La historia no tiene un sentido determinado, ni en un plano teológico ni en sus ritmos. Existe lo que el filósofo francés Daniel Bensaid llama la discordancia del tiempo, diferentes temporalidades con diferentes lógicas.

Karl Marx, retomando a Charles Fourier, hablaba de feudalismo industrial para referirse a las grandes concentraciones financieras que eliminaban la competencia y organizaban de forma altamente monopolística a las diferentes ramas de la industria. Y Jürgen Habermas hablaba en el ámbito de la filosofía política de refeudalización de la esfera pública, es decir, que la ausencia de la autonomía de los agentes conducía a la ausencia de una esfera pública, a su atrofia, lo que desembocaba en una refeudalización. El feudalismo no es un retorno a formas individualizadas de producción. Durand describe así una forma extrema de socialización del trabajo que adopta una característica particular: la monopolización de lo que llama la gleba digital. El paralelismo con el sistema feudal surge cuando vemos que la lógica de la producción es desplazada por la de depredación, que si en tiempos feudales estaba estrictamente vinculada al control de la tierra, hoy de lo que se trata es de monopolizar el conocimiento. En términos generales esto incluye los datos, los algoritmos, las infraestructuras necesarias para operar (incluidos los elementos físicos tales como los centros de datos, cables, etc.) y las competencias necesarias para organizarlo todo. Se trata de una cierta monopolización de estas herramientas que no son medios de producción en el sentido tradicional del término, sino medios de coordinación (la cacareada 4ª revolución industrial tiene mucho que ver con esto), y el conjunto de la coordinación social, ya sea de relaciones entre individuos, de empresas productivas o de Estados, depende del acceso a recursos que están extremadamente concentrados.

Esta concentración se explica por razones muy simples: en primer lugar, para producir estos recursos se requieren economías de escala extraordinarias; las fuentes originales de datos -los primeros puntos de recogida- son extremadamente raras y quienes lograron capturar esos puntos de acceso a los datos se posicionaron como un monopolio. En segundo lugar, existe una dinámica de costos propia del mundo de la información, lo que implica que una vez que se ha creado una base de datos, un algoritmo o un servicio digital, los costos de explotación son continuamente decrecientes, siendo el coste marginal prácticamente nulo. La combinación de estos dos elementos genera una tendencia hacia una monopolización extremadamente fuerte.

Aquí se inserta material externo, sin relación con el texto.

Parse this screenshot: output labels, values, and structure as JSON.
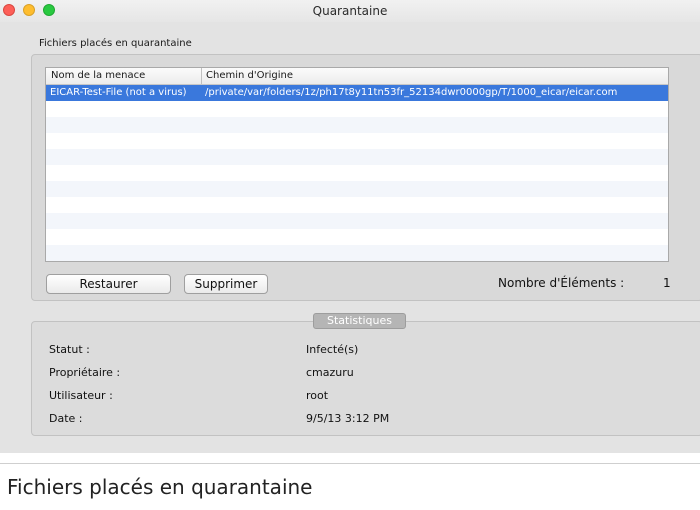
{
  "window": {
    "title": "Quarantaine"
  },
  "group_label": "Fichiers placés en quarantaine",
  "table": {
    "columns": [
      "Nom de la menace",
      "Chemin d'Origine"
    ],
    "rows": [
      {
        "threat": "EICAR-Test-File (not a virus)",
        "path": "/private/var/folders/1z/ph17t8y11tn53fr_52134dwr0000gp/T/1000_eicar/eicar.com",
        "selected": true
      }
    ]
  },
  "buttons": {
    "restore": "Restaurer",
    "delete": "Supprimer"
  },
  "count": {
    "label": "Nombre d'Éléments :",
    "value": "1"
  },
  "stats": {
    "title": "Statistiques",
    "items": [
      {
        "label": "Statut :",
        "value": "Infecté(s)"
      },
      {
        "label": "Propriétaire :",
        "value": "cmazuru"
      },
      {
        "label": "Utilisateur :",
        "value": "root"
      },
      {
        "label": "Date :",
        "value": "9/5/13 3:12 PM"
      }
    ]
  },
  "caption": "Fichiers placés en quarantaine",
  "colors": {
    "selection": "#3a78dc",
    "close": "#fd5f58",
    "minimize": "#febd2e",
    "maximize": "#29c940"
  }
}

Es a fines de los 90 y principios del 2000 cuando el relato de Silicon Valley se impone como discurso económico dominante, coincidiendo con las primeras grandes crisis financieras en los países del Sur que empiezan a sacudir seriamente lo que se suponía era el novedoso gran proyecto del neoliberalismo: la apertura total de los mercados de capitales. Silicon Valley nos dice: “ok, no se trata solo de abrir el mercado, sino de generar las condiciones necesarias para la innovación. Las nuevas empresas no son como las de antes”. Entonces, la regeneración del tejido productivo de startups, que eventualmente se convierten en grandes empresas, cerraría el círculo virtuoso de un proceso de destrucción creativa muy schumpeteriano. Es básicamente lo mismo que el neoliberalismo, pero con un añadido clave: el endurecimiento de la propiedad intelectual para proteger a los innovadores y ¿Qué implica esto?: Primero, fortalecer las rentas asociadas a la propiedad intelectual. Segundo, reducir los impuestos sobre el capital, ya que se considera que este remunera fundamentalmente la innovación y el emprendimiento.